Emma Cocker and Clare Thornton have received funding from the Arts Council of England - Grants for the Arts to develop a series of exhibitions and performances entitled The Italic I.

The Italic I is a collaborative interdisciplinary project by Emma Cocker and Clare Thornton, comprising new sculptural, time-based and textual works for exhibition, animated by a series of live events. Within The Italic I, Cocker and Thornton approach the gallery as gymnasium, a training space for exploring the different states of potential made possible through voluntarily surrendering to the event of a repeated fall. The Italic I involves an attempt to slow and extend the duration of falling in order to suspend and elaborate upon its discrete phases or scenes, which in turn sheds light on the process of artistic collaboration itself and the making of meaning within creative labour.

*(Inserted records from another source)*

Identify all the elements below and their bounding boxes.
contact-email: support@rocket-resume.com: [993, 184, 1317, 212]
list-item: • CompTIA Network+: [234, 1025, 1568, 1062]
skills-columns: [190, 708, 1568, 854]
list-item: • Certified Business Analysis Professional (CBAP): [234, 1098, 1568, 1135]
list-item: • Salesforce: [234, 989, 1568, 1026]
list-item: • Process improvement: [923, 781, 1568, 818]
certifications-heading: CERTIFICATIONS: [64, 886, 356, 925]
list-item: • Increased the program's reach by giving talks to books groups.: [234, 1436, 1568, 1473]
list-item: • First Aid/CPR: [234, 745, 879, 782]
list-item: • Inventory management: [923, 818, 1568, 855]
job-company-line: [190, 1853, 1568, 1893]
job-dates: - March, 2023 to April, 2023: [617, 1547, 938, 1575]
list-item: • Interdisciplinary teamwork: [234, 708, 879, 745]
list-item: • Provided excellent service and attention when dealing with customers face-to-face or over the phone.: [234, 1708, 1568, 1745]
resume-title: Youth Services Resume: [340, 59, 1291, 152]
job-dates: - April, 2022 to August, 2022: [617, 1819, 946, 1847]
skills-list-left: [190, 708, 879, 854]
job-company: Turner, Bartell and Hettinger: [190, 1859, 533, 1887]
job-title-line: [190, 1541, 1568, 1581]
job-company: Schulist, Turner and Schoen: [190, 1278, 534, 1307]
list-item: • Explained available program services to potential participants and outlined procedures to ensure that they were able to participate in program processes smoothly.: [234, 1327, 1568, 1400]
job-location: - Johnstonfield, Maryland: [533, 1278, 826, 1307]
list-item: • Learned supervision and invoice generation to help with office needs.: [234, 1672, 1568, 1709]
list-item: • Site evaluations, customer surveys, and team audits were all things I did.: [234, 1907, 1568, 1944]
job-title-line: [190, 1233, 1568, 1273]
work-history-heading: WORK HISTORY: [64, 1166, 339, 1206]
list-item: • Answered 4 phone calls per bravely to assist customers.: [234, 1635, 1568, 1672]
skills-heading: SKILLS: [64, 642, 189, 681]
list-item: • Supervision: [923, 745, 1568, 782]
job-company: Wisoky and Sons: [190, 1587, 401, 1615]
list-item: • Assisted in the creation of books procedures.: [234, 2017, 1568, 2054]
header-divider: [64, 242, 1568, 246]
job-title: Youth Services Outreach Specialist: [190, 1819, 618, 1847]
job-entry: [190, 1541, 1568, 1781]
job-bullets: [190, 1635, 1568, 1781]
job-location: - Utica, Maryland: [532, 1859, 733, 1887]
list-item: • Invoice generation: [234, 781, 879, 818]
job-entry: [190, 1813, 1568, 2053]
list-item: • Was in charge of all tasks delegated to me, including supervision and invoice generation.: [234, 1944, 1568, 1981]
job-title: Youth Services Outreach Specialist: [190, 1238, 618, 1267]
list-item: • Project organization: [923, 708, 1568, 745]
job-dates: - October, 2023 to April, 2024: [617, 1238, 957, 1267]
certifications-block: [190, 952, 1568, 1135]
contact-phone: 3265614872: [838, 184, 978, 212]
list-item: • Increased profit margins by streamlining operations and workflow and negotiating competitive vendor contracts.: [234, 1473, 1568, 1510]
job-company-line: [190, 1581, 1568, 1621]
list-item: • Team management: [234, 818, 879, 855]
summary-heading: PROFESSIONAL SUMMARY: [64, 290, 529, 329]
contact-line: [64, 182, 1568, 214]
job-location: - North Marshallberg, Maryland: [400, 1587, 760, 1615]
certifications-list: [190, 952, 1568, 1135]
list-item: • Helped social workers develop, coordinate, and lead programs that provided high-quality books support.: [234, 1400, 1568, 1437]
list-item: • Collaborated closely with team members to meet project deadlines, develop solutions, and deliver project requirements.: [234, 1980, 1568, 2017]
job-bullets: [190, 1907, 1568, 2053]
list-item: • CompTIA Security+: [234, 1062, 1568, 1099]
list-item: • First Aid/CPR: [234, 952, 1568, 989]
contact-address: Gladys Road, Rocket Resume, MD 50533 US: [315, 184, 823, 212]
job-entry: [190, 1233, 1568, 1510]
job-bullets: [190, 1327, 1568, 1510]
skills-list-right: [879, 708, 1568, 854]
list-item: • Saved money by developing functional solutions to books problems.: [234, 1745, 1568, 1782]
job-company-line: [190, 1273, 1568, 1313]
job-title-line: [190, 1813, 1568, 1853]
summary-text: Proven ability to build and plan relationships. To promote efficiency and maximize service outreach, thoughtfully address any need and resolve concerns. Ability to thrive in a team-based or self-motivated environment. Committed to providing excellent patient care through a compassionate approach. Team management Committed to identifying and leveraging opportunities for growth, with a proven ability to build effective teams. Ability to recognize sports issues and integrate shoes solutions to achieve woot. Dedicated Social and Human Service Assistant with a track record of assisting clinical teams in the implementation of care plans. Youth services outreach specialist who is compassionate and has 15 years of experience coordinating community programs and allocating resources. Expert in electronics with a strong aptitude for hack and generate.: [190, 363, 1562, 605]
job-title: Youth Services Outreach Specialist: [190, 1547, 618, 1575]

We are seeking new vocabularies for reflecting on the labour within artistic practice. We address states of ‘not knowing’ within the creative process focusing on the act of collaboration itself as a site of desirable negotiation. We are striving to find the means for speaking about the experience of practice, wrestling with the idea of what it is to collaborate. The motif of the fall becomes the foil through which to reflect on the undisclosed, unnamed, or even invisible episodes within artistic endeavour, the various tipping points between thinking and action. Falling. Artistic Labour. Over and over, beginning again and again, repeating gestures, not for the perfection of a given move but rather moves towards deeper understanding.

Cocker and Thornton are currently developing a series of exhibitions and performances of The Italic I to be presented 2014 – 2016 at: Project Space Plus, Lincoln (November 2014), Tertulia, Bristol (2015) and Bonington Gallery, Nottingham (2016)

Forthcoming:
We are currently working on a book chapter entitled "The Italic I: Towards a Lexicon for Reflecting on the Arc of Falling" for the publication Fall Narratives: An Interdisciplinary Perspective (eds.) Áine Larkin and Zohar Hadromi-Allouche. The chapter develops the concerns of the paper we presented at the conference of the same title in June at the University of Aberdeen.